When it comes to navigating home renovations, Julie Schlueter is a pro. Over the last three decades, she has experienced two home renovations and a house built from the ground up. All of that experience has taught her what she likes in a contractor.
“Remodeling your home can be overwhelming,” says Schlueter, who lives in Southern California. “Knowing what to look for in a contractor helps make the experience satisfying and successful.”
HomeAdvisor’s home expert, Dan DiClerico, agrees. “Renovations are stressful—more so than most homeowners realize going in. Anything you can do to help preserve order on the project, such as heading off surprises and solving building challenges, will keep customers feeling good about the process.”
Schlueter and DiClerico share their top seven tips for what homeowners look for in a contractor.
“For me, honesty tops the list,” says Schlueter. “In order to protect my home and my finances, it’s important to know that the contractor conducts his or her company in a trustworthy manner.”
General contractors should “signal trustworthiness from the get-go,” says DiClerico. He advises bringing copies of your licenses and insurance to the initial meeting, in case the homeowner asks to see them. A website with contact information, including a physical mailing address, also shows clients that you’re running an honest business.
- Good track record/reputation
“The continued rise of online review sites means we’re in a reputation economy now more than ever,” says DiClerico. “That means positive online reviews are becoming a necessity.”
Potential clients will check you out online. In addition to encouraging traditional word-of-mouth referrals, ask satisfied clients to post reviews. A professional website that features project photos also helps bolster your reputation.
The key for homeowners is to see that you’re professional from the get-go. This includes showing them you’re reliable and have a positive attitude.
“I want to see contractors show up on time and finish jobs when they say they will,” says Schlueter.
“It’s important to be on your toes at all times,” adds DiClerico. “Keep in mind that it’s human nature to remember the negatives. Acting unprofessionally with a client one time could be the moment he or she remembers. Also avoid lowballing projects, because you’re only as good as your word.”

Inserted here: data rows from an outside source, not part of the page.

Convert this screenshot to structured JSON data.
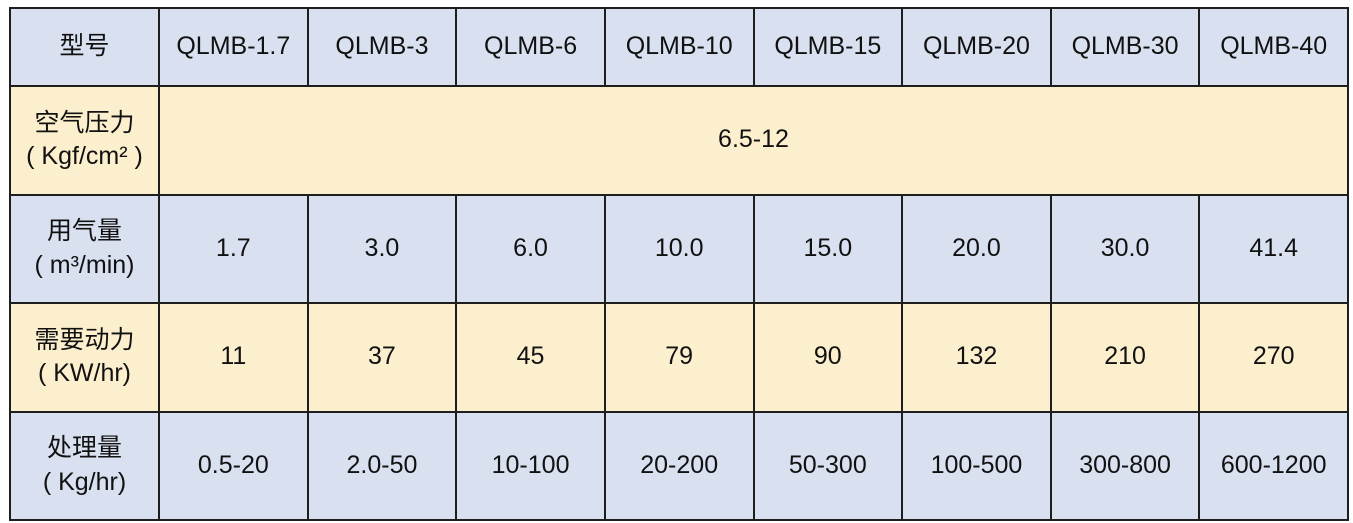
{
  "colors": {
    "blue_row": "#d9e0f0",
    "yellow_row": "#fcefcd",
    "border": "#1e1e1e"
  },
  "header": {
    "label": "型号",
    "models": [
      "QLMB-1.7",
      "QLMB-3",
      "QLMB-6",
      "QLMB-10",
      "QLMB-15",
      "QLMB-20",
      "QLMB-30",
      "QLMB-40"
    ]
  },
  "rows": [
    {
      "label": "空气压力",
      "unit": "( Kgf/cm² )",
      "merged_value": "6.5-12"
    },
    {
      "label": "用气量",
      "unit": "( m³/min)",
      "values": [
        "1.7",
        "3.0",
        "6.0",
        "10.0",
        "15.0",
        "20.0",
        "30.0",
        "41.4"
      ]
    },
    {
      "label": "需要动力",
      "unit": "( KW/hr)",
      "values": [
        "11",
        "37",
        "45",
        "79",
        "90",
        "132",
        "210",
        "270"
      ]
    },
    {
      "label": "处理量",
      "unit": "( Kg/hr)",
      "values": [
        "0.5-20",
        "2.0-50",
        "10-100",
        "20-200",
        "50-300",
        "100-500",
        "300-800",
        "600-1200"
      ]
    }
  ]
}
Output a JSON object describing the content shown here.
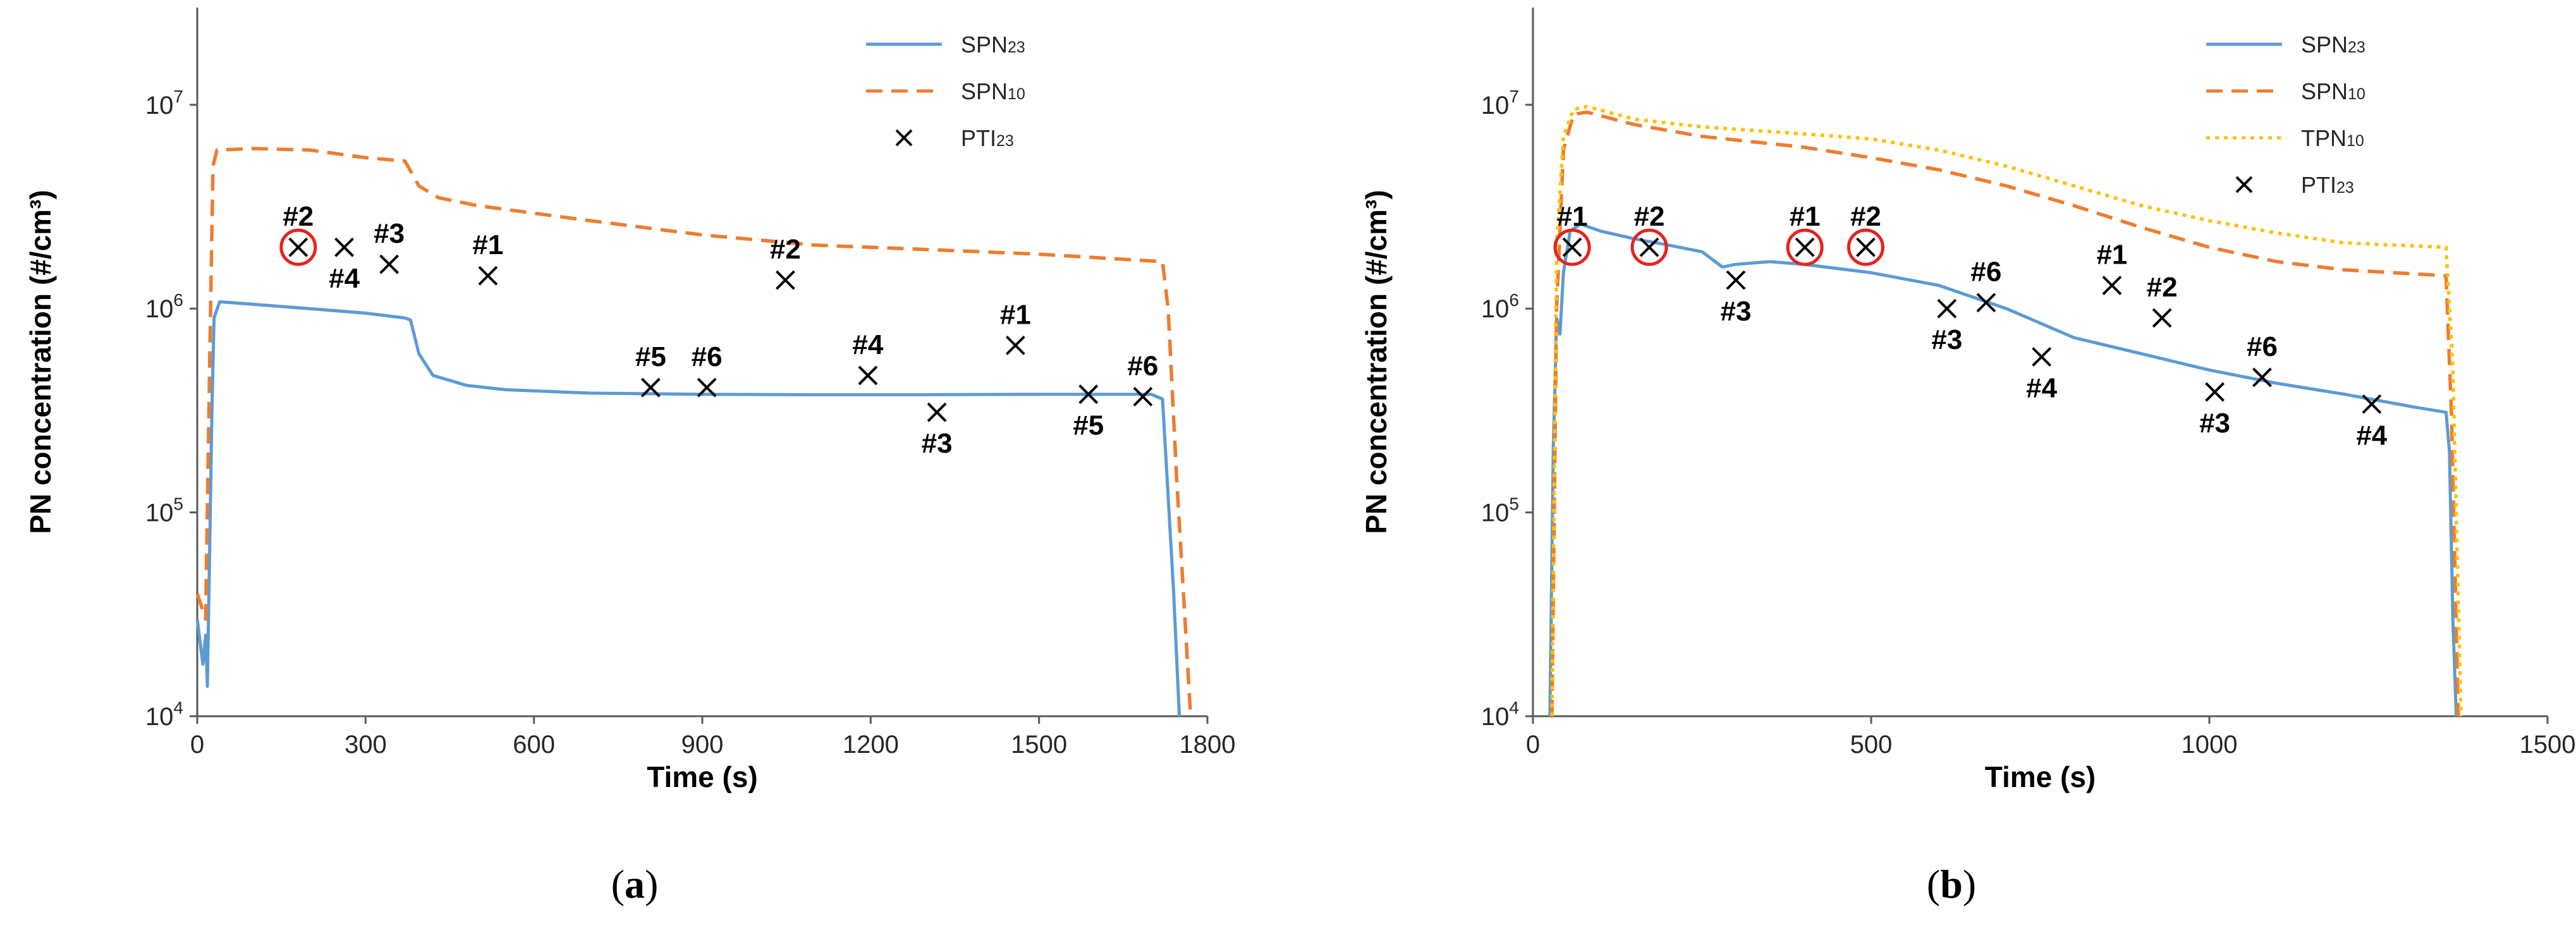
{
  "chart_data": [
    {
      "type": "line",
      "panel_label": "a",
      "xlabel": "Time (s)",
      "ylabel": "PN concentration (#/cm³)",
      "xlim": [
        0,
        1800
      ],
      "ylim": [
        10000,
        30000000
      ],
      "yscale": "log",
      "x_ticks": [
        0,
        300,
        600,
        900,
        1200,
        1500,
        1800
      ],
      "y_ticks": [
        10000,
        100000,
        1000000,
        10000000
      ],
      "y_tick_labels": [
        {
          "base": "10",
          "exp": "4"
        },
        {
          "base": "10",
          "exp": "5"
        },
        {
          "base": "10",
          "exp": "6"
        },
        {
          "base": "10",
          "exp": "7"
        }
      ],
      "legend": [
        {
          "key": "spn23",
          "main": "SPN",
          "sub": "23"
        },
        {
          "key": "spn10",
          "main": "SPN",
          "sub": "10"
        },
        {
          "key": "pti23",
          "main": "PTI",
          "sub": "23"
        }
      ],
      "series": [
        {
          "name": "SPN23",
          "key": "spn23",
          "color": "#5b9bd5",
          "style": "solid",
          "points": [
            [
              0,
              30000
            ],
            [
              10,
              18000
            ],
            [
              15,
              25000
            ],
            [
              18,
              14000
            ],
            [
              22,
              60000
            ],
            [
              26,
              300000
            ],
            [
              30,
              900000
            ],
            [
              40,
              1080000
            ],
            [
              100,
              1050000
            ],
            [
              200,
              1000000
            ],
            [
              300,
              950000
            ],
            [
              370,
              900000
            ],
            [
              380,
              880000
            ],
            [
              395,
              600000
            ],
            [
              420,
              470000
            ],
            [
              480,
              420000
            ],
            [
              550,
              400000
            ],
            [
              700,
              385000
            ],
            [
              900,
              380000
            ],
            [
              1100,
              378000
            ],
            [
              1300,
              378000
            ],
            [
              1500,
              380000
            ],
            [
              1650,
              380000
            ],
            [
              1700,
              380000
            ],
            [
              1720,
              360000
            ],
            [
              1728,
              150000
            ],
            [
              1740,
              40000
            ],
            [
              1750,
              10000
            ]
          ]
        },
        {
          "name": "SPN10",
          "key": "spn10",
          "color": "#ed7d31",
          "style": "dashed",
          "points": [
            [
              0,
              40000
            ],
            [
              15,
              30000
            ],
            [
              22,
              500000
            ],
            [
              28,
              5000000
            ],
            [
              35,
              6000000
            ],
            [
              100,
              6100000
            ],
            [
              200,
              6000000
            ],
            [
              300,
              5500000
            ],
            [
              370,
              5300000
            ],
            [
              395,
              4000000
            ],
            [
              430,
              3500000
            ],
            [
              500,
              3200000
            ],
            [
              700,
              2700000
            ],
            [
              900,
              2300000
            ],
            [
              1100,
              2050000
            ],
            [
              1300,
              1950000
            ],
            [
              1500,
              1850000
            ],
            [
              1720,
              1700000
            ],
            [
              1730,
              1000000
            ],
            [
              1745,
              150000
            ],
            [
              1760,
              30000
            ],
            [
              1770,
              10000
            ]
          ]
        }
      ],
      "markers": [
        {
          "x": 180,
          "y": 2000000,
          "label": "#2",
          "circled": true
        },
        {
          "x": 262,
          "y": 2000000,
          "label": "#4",
          "circled": false
        },
        {
          "x": 342,
          "y": 1650000,
          "label": "#3",
          "circled": false
        },
        {
          "x": 518,
          "y": 1450000,
          "label": "#1",
          "circled": false
        },
        {
          "x": 808,
          "y": 410000,
          "label": "#5",
          "circled": false
        },
        {
          "x": 908,
          "y": 410000,
          "label": "#6",
          "circled": false
        },
        {
          "x": 1048,
          "y": 1380000,
          "label": "#2",
          "circled": false
        },
        {
          "x": 1195,
          "y": 470000,
          "label": "#4",
          "circled": false
        },
        {
          "x": 1318,
          "y": 310000,
          "label": "#3",
          "circled": false
        },
        {
          "x": 1458,
          "y": 660000,
          "label": "#1",
          "circled": false
        },
        {
          "x": 1588,
          "y": 380000,
          "label": "#5",
          "circled": false
        },
        {
          "x": 1685,
          "y": 370000,
          "label": "#6",
          "circled": false
        }
      ]
    },
    {
      "type": "line",
      "panel_label": "b",
      "xlabel": "Time (s)",
      "ylabel": "PN concentration (#/cm³)",
      "xlim": [
        0,
        1500
      ],
      "ylim": [
        10000,
        30000000
      ],
      "yscale": "log",
      "x_ticks": [
        0,
        500,
        1000,
        1500
      ],
      "y_ticks": [
        10000,
        100000,
        1000000,
        10000000
      ],
      "y_tick_labels": [
        {
          "base": "10",
          "exp": "4"
        },
        {
          "base": "10",
          "exp": "5"
        },
        {
          "base": "10",
          "exp": "6"
        },
        {
          "base": "10",
          "exp": "7"
        }
      ],
      "legend": [
        {
          "key": "spn23",
          "main": "SPN",
          "sub": "23"
        },
        {
          "key": "spn10",
          "main": "SPN",
          "sub": "10"
        },
        {
          "key": "tpn10",
          "main": "TPN",
          "sub": "10"
        },
        {
          "key": "pti23",
          "main": "PTI",
          "sub": "23"
        }
      ],
      "series": [
        {
          "name": "SPN23",
          "key": "spn23",
          "color": "#5b9bd5",
          "style": "solid",
          "points": [
            [
              25,
              10000
            ],
            [
              30,
              200000
            ],
            [
              35,
              900000
            ],
            [
              40,
              750000
            ],
            [
              45,
              1500000
            ],
            [
              55,
              2400000
            ],
            [
              70,
              2600000
            ],
            [
              100,
              2400000
            ],
            [
              150,
              2200000
            ],
            [
              200,
              2050000
            ],
            [
              250,
              1900000
            ],
            [
              280,
              1600000
            ],
            [
              300,
              1650000
            ],
            [
              350,
              1700000
            ],
            [
              400,
              1650000
            ],
            [
              500,
              1500000
            ],
            [
              600,
              1300000
            ],
            [
              700,
              1000000
            ],
            [
              800,
              720000
            ],
            [
              900,
              600000
            ],
            [
              1000,
              500000
            ],
            [
              1100,
              430000
            ],
            [
              1200,
              380000
            ],
            [
              1300,
              330000
            ],
            [
              1350,
              310000
            ],
            [
              1355,
              200000
            ],
            [
              1360,
              30000
            ],
            [
              1365,
              10000
            ]
          ]
        },
        {
          "name": "SPN10",
          "key": "spn10",
          "color": "#ed7d31",
          "style": "dashed",
          "points": [
            [
              28,
              10000
            ],
            [
              35,
              1000000
            ],
            [
              45,
              6000000
            ],
            [
              60,
              9000000
            ],
            [
              80,
              9200000
            ],
            [
              150,
              8000000
            ],
            [
              250,
              7000000
            ],
            [
              400,
              6200000
            ],
            [
              500,
              5500000
            ],
            [
              600,
              4800000
            ],
            [
              700,
              4000000
            ],
            [
              800,
              3200000
            ],
            [
              900,
              2500000
            ],
            [
              1000,
              2000000
            ],
            [
              1100,
              1700000
            ],
            [
              1200,
              1550000
            ],
            [
              1350,
              1450000
            ],
            [
              1358,
              300000
            ],
            [
              1368,
              10000
            ]
          ]
        },
        {
          "name": "TPN10",
          "key": "tpn10",
          "color": "#ffc000",
          "style": "dotted",
          "points": [
            [
              28,
              10000
            ],
            [
              35,
              2000000
            ],
            [
              45,
              7000000
            ],
            [
              60,
              9500000
            ],
            [
              80,
              9800000
            ],
            [
              150,
              8500000
            ],
            [
              250,
              7800000
            ],
            [
              400,
              7200000
            ],
            [
              500,
              6800000
            ],
            [
              600,
              6000000
            ],
            [
              700,
              5000000
            ],
            [
              800,
              4000000
            ],
            [
              900,
              3200000
            ],
            [
              1000,
              2700000
            ],
            [
              1100,
              2350000
            ],
            [
              1200,
              2100000
            ],
            [
              1350,
              2000000
            ],
            [
              1360,
              500000
            ],
            [
              1372,
              10000
            ]
          ]
        }
      ],
      "markers": [
        {
          "x": 58,
          "y": 2000000,
          "label": "#1",
          "circled": true
        },
        {
          "x": 172,
          "y": 2000000,
          "label": "#2",
          "circled": true
        },
        {
          "x": 402,
          "y": 2000000,
          "label": "#1",
          "circled": true
        },
        {
          "x": 492,
          "y": 2000000,
          "label": "#2",
          "circled": true
        },
        {
          "x": 300,
          "y": 1380000,
          "label": "#3",
          "circled": false
        },
        {
          "x": 612,
          "y": 1000000,
          "label": "#3",
          "circled": false
        },
        {
          "x": 670,
          "y": 1070000,
          "label": "#6",
          "circled": false
        },
        {
          "x": 752,
          "y": 580000,
          "label": "#4",
          "circled": false
        },
        {
          "x": 856,
          "y": 1300000,
          "label": "#1",
          "circled": false
        },
        {
          "x": 930,
          "y": 900000,
          "label": "#2",
          "circled": false
        },
        {
          "x": 1008,
          "y": 390000,
          "label": "#3",
          "circled": false
        },
        {
          "x": 1078,
          "y": 460000,
          "label": "#6",
          "circled": false
        },
        {
          "x": 1240,
          "y": 340000,
          "label": "#4",
          "circled": false
        }
      ]
    }
  ]
}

“On a major renovation, the contractor practically becomes a member of the family. Good rapport is critical—and it goes both ways,” says DiClerico. “I always tell contractors, if you’re not feeling it during the first meeting, it’s probably best to take a pass on the project. No job is worth months of tension and stress from bad client/contractor chemistry.”
Schlueter agrees. “It’s important to me that the contractor gets along with me and my family and does the work happily without any arguments. It’s also important that he or she listens well.”
“Once you get the job and work is underway, communication becomes even more important,” adds DiClerico. “Provide regular updates to clients and encourage them to visit the job site regularly. Also ensure that they come to you directly with questions or concerns, as opposed to having side conversations with your workers or subs.”
- Willingness to offer input
Schlueter finds it helpful when contractors give suggestions during the renovation.
“It’s nice if they make recommendations based on their experience with building,” she says. “For instance, during one kitchen remodel, the HVAC contractor suggested putting a big vent in the kitchen near the stove so that the cook (me) would remain cool. That was a terrific suggestion we wouldn’t have considered otherwise.”
Even homeowners on tight budgets want quality results.
“It’s all about managing expectations,” says DiClerico. “If you’re a painting contractor, explain why a perfectly smooth finish, with the extensive prep work involved, will cost more than simply adding another coat of color. The homeowner can then make an informed decision as to which way to go.”
It doesn’t matter how big the budget, homeowners want to know they’re getting top value.
“Anytime you can save clients money without sacrificing quality, you’ll win major points,” says DiClerico. “If two countertops look and perform similarly, but one costs 25 percent less, they’ll love you for offering the less expensive option.”
As much as it’s stressful, remodeling is also exciting for clients and contractors. When a job runs smoothly and produces quality results, there’s nothing quite so fulfilling as seeing the look of satisfaction on client faces.